Lycorine, a natural compound isolated from the traditional Chinese medicinal herb Lycoris radiata, exhibits multiple pharmacological effects, such as anti-inflammatory, antiviral, and anticancer effects. Accumulating evidence also indicates that lycorine might hold the potential to treat age-associated Alzheimer's disease. However, whether lycorine is involved in delaying the onset of cellular senescence and its underlying mechanisms has not been determined. Here, we demonstrate that the salt of lycorine, lycorine hydrochloride, significantly suppressed stress-induced premature cellular senescence (SIPS) by similar to 2-fold, as determined by senescence-associated beta-galactosidase (SA-beta-gal) staining and the expression of p16 and p21. In addition, pretreating cells with lycorine hydrochloride significantly inhibited the expression of CXCL1 and IL1 alpha, two factors of the senescence-associated secreted phenotype (SASP) in SIPS cells.

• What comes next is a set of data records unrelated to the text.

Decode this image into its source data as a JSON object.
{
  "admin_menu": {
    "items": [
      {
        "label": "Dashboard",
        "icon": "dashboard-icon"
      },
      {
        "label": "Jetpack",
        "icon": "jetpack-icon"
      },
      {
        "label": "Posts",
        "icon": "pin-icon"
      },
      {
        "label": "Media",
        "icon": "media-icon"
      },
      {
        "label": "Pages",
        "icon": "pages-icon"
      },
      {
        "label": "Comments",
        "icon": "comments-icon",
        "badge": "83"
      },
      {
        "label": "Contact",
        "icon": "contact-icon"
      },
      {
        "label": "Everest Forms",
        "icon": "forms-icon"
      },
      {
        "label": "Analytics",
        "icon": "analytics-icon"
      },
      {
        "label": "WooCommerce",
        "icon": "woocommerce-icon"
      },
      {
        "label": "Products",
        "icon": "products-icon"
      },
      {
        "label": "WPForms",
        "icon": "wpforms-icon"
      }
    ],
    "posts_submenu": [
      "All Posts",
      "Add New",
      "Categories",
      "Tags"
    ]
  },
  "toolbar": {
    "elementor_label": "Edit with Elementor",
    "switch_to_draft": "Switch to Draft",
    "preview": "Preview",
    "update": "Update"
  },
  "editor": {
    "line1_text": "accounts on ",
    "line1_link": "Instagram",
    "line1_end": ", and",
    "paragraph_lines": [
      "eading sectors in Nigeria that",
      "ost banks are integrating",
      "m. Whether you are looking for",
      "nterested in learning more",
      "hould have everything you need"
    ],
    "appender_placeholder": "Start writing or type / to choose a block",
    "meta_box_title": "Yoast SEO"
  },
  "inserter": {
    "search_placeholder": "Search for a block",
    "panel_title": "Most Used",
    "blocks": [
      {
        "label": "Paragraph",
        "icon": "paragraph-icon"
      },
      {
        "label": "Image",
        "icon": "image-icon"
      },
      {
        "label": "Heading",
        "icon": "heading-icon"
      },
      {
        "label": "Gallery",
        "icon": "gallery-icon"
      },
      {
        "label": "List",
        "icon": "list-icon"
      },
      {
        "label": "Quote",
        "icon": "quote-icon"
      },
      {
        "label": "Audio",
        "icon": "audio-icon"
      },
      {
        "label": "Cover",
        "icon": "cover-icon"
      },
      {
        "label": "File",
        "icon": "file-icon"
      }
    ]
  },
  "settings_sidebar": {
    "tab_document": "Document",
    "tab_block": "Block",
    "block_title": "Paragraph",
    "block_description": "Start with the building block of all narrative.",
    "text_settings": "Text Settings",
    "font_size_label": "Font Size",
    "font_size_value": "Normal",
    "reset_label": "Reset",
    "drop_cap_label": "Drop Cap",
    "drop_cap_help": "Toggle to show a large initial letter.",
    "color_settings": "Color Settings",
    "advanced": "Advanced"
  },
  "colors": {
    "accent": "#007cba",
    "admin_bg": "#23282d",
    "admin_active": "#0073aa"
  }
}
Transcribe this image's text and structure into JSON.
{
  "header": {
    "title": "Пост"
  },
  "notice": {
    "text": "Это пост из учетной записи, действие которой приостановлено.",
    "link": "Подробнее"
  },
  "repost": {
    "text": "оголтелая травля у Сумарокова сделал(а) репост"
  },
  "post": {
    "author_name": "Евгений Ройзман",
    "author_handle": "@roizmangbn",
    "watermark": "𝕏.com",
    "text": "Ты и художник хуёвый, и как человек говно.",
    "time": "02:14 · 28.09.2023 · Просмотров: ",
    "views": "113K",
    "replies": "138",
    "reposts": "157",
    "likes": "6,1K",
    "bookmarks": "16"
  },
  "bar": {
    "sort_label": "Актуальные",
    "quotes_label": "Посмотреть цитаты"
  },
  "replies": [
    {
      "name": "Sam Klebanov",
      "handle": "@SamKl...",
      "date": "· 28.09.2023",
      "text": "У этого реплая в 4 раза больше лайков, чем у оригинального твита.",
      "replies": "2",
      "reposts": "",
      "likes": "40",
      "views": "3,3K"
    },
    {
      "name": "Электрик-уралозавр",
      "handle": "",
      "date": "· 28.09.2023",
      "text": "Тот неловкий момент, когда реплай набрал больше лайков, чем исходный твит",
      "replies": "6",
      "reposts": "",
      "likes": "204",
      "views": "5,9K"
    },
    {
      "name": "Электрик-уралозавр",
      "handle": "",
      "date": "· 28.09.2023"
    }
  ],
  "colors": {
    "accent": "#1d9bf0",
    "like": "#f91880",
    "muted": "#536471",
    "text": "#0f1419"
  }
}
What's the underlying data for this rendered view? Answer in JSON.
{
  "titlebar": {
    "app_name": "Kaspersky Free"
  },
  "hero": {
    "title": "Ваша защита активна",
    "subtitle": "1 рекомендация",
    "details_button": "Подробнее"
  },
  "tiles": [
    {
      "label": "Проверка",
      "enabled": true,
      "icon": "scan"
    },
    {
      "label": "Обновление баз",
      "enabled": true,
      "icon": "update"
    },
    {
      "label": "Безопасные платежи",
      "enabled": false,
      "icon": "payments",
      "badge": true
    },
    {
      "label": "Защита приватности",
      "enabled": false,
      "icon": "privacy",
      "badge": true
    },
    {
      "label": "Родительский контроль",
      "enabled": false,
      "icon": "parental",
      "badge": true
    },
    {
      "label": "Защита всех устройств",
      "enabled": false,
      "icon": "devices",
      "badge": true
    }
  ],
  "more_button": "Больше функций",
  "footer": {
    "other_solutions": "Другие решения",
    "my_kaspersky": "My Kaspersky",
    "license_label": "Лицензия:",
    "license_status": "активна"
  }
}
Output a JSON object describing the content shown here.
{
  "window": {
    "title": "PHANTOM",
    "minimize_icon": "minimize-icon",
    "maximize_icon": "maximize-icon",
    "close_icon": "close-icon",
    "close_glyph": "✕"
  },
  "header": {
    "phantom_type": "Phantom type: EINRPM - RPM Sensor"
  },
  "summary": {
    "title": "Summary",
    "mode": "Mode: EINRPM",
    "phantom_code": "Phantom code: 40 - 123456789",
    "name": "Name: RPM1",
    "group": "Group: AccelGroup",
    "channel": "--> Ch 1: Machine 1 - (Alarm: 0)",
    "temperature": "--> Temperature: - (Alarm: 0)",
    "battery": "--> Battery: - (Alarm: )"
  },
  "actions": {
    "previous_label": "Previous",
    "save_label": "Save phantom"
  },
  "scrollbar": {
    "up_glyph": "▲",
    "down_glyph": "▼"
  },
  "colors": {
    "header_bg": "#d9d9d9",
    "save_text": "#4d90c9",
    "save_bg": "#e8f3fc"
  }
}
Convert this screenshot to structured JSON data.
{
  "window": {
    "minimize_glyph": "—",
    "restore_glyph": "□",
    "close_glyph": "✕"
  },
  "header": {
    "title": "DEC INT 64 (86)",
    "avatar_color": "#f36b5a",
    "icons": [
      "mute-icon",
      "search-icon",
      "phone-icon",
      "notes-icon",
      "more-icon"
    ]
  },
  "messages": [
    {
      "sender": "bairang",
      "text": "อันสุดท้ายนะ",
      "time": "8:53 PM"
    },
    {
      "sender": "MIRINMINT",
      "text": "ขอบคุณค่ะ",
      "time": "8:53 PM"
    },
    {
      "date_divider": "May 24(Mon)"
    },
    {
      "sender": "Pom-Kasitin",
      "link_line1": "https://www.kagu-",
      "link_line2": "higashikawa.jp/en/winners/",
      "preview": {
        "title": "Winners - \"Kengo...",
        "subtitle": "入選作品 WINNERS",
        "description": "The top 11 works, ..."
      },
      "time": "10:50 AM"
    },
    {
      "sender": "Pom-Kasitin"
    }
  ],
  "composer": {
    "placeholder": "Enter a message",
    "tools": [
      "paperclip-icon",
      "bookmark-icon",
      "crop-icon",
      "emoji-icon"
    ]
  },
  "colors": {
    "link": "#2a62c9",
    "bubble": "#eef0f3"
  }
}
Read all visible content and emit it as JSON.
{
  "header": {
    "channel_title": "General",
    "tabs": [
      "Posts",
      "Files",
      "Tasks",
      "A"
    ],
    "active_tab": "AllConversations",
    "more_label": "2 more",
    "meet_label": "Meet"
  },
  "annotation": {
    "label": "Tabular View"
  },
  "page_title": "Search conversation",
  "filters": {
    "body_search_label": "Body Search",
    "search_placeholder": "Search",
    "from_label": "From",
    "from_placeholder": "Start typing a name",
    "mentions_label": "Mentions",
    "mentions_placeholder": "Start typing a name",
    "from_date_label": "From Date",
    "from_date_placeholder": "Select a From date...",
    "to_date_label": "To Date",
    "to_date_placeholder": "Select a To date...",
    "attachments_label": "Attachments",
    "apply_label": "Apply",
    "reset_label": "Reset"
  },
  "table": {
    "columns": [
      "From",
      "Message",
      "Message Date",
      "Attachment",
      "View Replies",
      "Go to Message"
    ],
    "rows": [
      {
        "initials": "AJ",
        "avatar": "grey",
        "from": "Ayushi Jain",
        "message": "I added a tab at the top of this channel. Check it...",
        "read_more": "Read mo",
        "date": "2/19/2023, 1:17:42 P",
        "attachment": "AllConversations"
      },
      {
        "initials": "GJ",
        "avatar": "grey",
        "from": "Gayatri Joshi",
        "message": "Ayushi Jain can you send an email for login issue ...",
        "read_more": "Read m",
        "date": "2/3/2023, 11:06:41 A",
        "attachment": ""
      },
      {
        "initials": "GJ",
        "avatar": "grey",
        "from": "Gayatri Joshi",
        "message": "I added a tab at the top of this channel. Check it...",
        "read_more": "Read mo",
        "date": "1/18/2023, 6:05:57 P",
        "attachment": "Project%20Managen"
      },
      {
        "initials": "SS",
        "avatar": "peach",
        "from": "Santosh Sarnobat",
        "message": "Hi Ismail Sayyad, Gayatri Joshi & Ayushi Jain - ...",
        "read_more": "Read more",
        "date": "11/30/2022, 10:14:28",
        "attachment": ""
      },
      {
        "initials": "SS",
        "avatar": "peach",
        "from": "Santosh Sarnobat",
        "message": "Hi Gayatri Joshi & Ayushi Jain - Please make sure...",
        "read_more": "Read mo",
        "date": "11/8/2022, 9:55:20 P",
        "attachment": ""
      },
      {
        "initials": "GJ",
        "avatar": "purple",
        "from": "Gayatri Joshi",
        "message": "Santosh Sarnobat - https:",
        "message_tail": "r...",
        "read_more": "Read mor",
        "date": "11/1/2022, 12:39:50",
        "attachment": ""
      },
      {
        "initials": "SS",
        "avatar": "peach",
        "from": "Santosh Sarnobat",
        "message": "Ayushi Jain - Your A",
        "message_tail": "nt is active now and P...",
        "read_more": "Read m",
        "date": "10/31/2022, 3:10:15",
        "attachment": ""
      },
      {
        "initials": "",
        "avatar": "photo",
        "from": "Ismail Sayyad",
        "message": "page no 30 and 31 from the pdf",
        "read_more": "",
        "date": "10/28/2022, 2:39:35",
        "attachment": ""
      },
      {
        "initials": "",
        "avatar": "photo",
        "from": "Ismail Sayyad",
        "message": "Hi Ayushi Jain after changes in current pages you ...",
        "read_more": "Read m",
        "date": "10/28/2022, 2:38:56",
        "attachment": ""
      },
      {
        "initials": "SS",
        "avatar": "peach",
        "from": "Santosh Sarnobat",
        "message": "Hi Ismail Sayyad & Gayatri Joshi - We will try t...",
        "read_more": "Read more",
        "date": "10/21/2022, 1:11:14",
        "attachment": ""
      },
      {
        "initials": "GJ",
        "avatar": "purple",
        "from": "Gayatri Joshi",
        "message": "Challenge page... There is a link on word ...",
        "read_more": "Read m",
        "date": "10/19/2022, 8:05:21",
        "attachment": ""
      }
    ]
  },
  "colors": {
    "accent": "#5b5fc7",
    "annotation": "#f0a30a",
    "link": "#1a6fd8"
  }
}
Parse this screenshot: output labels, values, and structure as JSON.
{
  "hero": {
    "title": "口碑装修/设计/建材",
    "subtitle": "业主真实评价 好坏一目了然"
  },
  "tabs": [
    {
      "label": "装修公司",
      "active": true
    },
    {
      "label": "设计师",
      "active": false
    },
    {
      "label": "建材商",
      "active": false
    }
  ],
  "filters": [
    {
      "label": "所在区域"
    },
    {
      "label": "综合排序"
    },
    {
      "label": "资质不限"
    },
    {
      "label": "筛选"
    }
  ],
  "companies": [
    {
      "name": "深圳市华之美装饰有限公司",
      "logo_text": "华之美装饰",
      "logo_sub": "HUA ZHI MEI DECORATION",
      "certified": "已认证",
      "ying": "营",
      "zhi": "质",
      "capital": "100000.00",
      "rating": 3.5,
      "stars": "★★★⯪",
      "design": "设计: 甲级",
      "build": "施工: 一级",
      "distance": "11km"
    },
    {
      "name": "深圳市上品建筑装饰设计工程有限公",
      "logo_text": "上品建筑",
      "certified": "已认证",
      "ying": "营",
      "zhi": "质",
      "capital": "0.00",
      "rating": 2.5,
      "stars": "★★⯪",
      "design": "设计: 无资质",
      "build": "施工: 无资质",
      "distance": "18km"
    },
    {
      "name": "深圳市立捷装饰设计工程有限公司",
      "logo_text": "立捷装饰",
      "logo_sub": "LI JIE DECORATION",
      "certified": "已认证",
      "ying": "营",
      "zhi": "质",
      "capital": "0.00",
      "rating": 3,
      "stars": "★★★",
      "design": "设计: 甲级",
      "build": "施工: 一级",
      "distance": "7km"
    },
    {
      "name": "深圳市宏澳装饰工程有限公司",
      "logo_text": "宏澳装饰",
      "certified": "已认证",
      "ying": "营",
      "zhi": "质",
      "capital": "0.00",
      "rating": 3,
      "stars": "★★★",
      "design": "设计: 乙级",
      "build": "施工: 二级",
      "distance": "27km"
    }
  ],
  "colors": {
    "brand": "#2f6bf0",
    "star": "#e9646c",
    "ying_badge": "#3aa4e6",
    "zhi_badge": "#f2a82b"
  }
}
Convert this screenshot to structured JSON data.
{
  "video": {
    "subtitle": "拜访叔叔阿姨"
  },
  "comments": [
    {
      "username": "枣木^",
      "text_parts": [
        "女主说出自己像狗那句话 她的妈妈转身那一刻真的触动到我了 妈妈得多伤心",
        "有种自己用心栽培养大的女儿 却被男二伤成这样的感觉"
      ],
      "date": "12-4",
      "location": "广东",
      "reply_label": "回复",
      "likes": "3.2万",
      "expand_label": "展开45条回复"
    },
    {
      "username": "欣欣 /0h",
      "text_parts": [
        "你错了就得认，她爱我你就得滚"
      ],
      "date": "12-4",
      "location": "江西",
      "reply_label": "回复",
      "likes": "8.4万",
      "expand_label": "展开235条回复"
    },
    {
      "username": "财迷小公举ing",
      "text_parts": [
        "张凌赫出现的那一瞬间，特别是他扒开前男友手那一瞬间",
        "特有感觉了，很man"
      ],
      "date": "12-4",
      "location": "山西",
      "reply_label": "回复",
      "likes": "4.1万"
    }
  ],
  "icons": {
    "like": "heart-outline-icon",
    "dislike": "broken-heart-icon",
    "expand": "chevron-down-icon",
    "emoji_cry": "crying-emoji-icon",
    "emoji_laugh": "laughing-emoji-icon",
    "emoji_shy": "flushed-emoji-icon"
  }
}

Further experiments revealed that lycorine hydrochloride promoted both the homologous recombination (HR) and nonhomologous end joining (NHEJ) pathways of DNA double-strand break (DSB) repair. Mechanistic studies suggested that lycorine hydrochloride treatment promoted the transcription of SIRT1 and SIRT6, critical longevity genes positively regulating both HR and NHEJ repair pathways, thereby stimulating DSB repair and stabilizing genomes. Inhibiting SIRT1 enzymatic activity abrogated the protective effect of lycorine hydrochloride on delaying the onset of SIPS, repairing DSBs, and restoring genome integrity. In summary, our work indicates that lycorine hydrochloride might hold therapeutic potential for treating age-associated diseases or promoting healthy aging by stabilizing genomes.

Automated summary

Lycorine hydrochloride can significantly suppress cellular premature senescence, promote DNA double-strand break repair pathways, and stabilize genomes by enhancing the transcription of SIRT1 and SIRT6.